Identitii Secures $20 Million Convertible Note Facility with Ownership Cap
Identitii has secured a $20 million convertible note facility with The Blackstone Mercantile Group, including a $5 million binding commitment subject to shareholder approval. The funding aims to support growth of the BNDRY platform and strengthen the company’s balance sheet ahead of a planned cashflow breakeven.
- Convertible note facility up to $20 million with $5 million binding commitment
- Shareholder approval sought for 200-for-1 share consolidation and bonus options
- Investor ownership capped at 19.99% to prevent control
- Proceeds to fund BNDRY platform marketing and general working capital
- Bonus and piggyback options offered to offset shareholder dilution
$20 Million Convertible Facility Secured with Ownership Cap
Identitii (ASX:ID8) has inked a $20 million convertible note facility agreement with The Blackstone Mercantile Group Ltd. SAC, featuring a binding $5 million initial commitment and potential access to a further $15 million. This significant capital injection is contingent on shareholder approval and includes a contractual cap limiting the investor’s ownership to 19.99%, ensuring no controlling stake is acquired.
Shareholder Vote to Approve Consolidation and Funding Terms
The company will convene a general meeting to seek approval on three key resolutions: a 200-for-1 share consolidation, issuance of convertible notes, and the distribution of bonus options to existing shareholders. The consolidation will reduce the number of shares on issue while adjusting the share price accordingly, preserving market capitalisation but reshaping the capital structure.
Bonus Options Designed to Mitigate Dilution
To offset dilution from the convertible notes; which will convert at a discounted price of $0.375 post-consolidation; Identitii plans to issue 92 bonus options for every 100 shares held, exercisable at 0.1 cents, along with piggyback options offering additional share rights. These options are intended to partially counterbalance dilution but do not guarantee profit or future share price benefits.
Funding to Accelerate BNDRY Growth and Global Marketing
Net proceeds from the initial $5 million commitment will support the BNDRY platform’s expansion and general working capital. Notably, $1.5 million is earmarked for Fairfax Partners Inc., a marketing and investor relations firm with global reach across six major exchanges, to amplify Identitii’s presence and attract institutional and retail investors internationally.

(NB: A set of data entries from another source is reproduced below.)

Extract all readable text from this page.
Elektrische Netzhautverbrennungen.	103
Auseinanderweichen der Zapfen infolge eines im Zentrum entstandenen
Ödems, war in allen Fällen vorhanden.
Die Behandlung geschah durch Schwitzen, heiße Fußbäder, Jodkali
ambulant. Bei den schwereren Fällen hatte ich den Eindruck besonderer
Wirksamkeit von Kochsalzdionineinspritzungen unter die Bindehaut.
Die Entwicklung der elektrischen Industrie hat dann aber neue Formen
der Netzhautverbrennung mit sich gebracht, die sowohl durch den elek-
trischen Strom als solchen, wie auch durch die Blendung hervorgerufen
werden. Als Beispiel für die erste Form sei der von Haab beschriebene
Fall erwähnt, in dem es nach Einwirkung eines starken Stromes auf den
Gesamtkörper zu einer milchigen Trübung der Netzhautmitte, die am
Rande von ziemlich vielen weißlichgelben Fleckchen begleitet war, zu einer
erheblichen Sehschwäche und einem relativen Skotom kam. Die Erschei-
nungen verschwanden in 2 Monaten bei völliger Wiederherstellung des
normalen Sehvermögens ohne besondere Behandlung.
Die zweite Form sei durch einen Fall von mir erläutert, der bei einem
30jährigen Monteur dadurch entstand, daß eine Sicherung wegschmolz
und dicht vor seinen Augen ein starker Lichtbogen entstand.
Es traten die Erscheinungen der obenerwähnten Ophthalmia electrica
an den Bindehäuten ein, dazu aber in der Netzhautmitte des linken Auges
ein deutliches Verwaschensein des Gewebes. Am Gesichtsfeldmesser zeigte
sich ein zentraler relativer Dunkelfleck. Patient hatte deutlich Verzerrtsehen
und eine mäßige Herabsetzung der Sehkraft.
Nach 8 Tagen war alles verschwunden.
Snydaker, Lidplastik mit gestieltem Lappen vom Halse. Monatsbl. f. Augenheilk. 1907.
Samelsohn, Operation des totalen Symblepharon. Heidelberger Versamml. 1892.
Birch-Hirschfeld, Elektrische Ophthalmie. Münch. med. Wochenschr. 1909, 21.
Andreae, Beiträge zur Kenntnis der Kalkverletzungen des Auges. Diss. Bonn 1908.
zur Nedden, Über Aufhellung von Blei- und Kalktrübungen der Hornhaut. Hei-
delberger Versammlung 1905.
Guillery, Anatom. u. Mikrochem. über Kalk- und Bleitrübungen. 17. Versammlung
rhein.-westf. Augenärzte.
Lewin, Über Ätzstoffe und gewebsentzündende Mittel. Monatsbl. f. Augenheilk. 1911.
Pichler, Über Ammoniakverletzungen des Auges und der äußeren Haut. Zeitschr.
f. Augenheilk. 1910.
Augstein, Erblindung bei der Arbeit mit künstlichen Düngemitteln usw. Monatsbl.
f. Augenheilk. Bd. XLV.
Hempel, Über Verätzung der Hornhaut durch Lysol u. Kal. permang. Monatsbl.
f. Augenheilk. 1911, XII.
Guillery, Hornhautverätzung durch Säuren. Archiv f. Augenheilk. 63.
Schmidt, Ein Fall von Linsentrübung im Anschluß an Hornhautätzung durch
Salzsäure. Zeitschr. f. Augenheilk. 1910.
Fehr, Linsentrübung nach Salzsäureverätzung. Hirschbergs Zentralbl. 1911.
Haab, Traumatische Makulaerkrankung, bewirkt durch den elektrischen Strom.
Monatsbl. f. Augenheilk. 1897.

This strategic marketing push aims to unlock commercial opportunities that have been on hold pending balance sheet strengthening.
Funding Structure Offers Flexibility Beyond Initial Tranche
Following the initial commitment, the facility allows for up to $15 million in further funding subject to conditions and approvals, with subsequent tranches repayable in shares at set conversion prices. The company has secured an exclusive six-month period to raise funds solely from this investor, providing certainty around capital raising while limiting dilution risks associated with alternative funding options such as placements or floating-rate notes.
Bottom Line?
Identitii’s convertible note facility provides critical runway for BNDRY’s growth, but shareholders face dilution risks balanced by bonus options and a share consolidation.
Questions in the middle?
- Will shareholders approve the 200-for-1 consolidation and bonus options to enable the funding?
- How effectively will Fairfax Partners’ global marketing translate into commercial gains for BNDRY?
- What conditions must be met to access the additional $15 million tranche beyond the initial commitment?